「預金なら安心」って本当なの? 「元本保証」って、実際に何を保障してくれるの? 実は、現金にもリスクが潜んでいるのです。本連載ではそんな「現金のリスク」を切り口に、お金のほんとうの価値を守るための資産運用について考えていきます。今回は、iDeCoを年金で受け取る場合と、つみたてNISAで積立投資を行う場合の課税について比較します。

  • 存命中の受け取りなら、iDeCoの年金受け取りよりつみたてNISAの方が有利
  • 亡くなってから受け取る場合は、つみたてNISAよりiDeCoの方が有利
  • iDeCoを受け取るときの税金は、「投資元本」が無視されてしまう

高齢者も利用できるつみたてNISA

iDeCoについては、掛金を納めて積立投資ができるのは65歳までですから、65歳以上の方は「受け取り」のみを考えることになります。

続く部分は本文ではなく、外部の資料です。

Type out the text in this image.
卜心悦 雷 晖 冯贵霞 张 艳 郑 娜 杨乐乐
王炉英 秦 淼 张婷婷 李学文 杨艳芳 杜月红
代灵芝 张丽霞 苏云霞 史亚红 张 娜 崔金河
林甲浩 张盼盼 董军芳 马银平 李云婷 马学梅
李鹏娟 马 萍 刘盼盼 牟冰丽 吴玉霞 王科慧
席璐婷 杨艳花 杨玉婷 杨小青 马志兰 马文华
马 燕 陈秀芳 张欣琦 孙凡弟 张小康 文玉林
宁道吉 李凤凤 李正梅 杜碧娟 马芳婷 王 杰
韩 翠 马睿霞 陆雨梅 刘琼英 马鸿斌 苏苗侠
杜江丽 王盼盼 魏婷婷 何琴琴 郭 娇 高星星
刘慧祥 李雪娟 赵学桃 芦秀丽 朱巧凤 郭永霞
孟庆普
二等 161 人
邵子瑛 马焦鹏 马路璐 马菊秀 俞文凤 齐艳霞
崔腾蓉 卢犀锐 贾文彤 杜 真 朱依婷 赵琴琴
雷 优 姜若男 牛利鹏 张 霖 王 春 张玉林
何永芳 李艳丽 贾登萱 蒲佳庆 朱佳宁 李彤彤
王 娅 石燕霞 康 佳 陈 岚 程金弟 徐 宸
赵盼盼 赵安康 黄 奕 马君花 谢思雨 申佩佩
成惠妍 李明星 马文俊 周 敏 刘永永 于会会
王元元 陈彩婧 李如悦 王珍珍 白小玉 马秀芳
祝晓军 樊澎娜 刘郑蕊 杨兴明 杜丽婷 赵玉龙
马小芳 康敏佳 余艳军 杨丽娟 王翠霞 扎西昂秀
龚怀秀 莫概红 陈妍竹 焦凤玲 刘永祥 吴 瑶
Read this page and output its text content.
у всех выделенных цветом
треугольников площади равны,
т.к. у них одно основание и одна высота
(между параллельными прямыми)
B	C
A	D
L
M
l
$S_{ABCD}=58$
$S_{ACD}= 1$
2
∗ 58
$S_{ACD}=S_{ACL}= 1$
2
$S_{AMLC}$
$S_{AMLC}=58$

一方、つみたてNISAの年齢制限は「(現行では)18歳以上」という下限のみで、年齢の上限はありません。そのためか、つみたてNISAの年代別の口座数の比率は(iDeCoで積み立て投資ができない)70歳代以上で2.3%、80歳代で0.4%います。「長期」が前提のつみたてNISAで、70歳代以上の方がいらっしゃるのは驚きですが(失礼!)、先述の通り、年齢制限がありませんので。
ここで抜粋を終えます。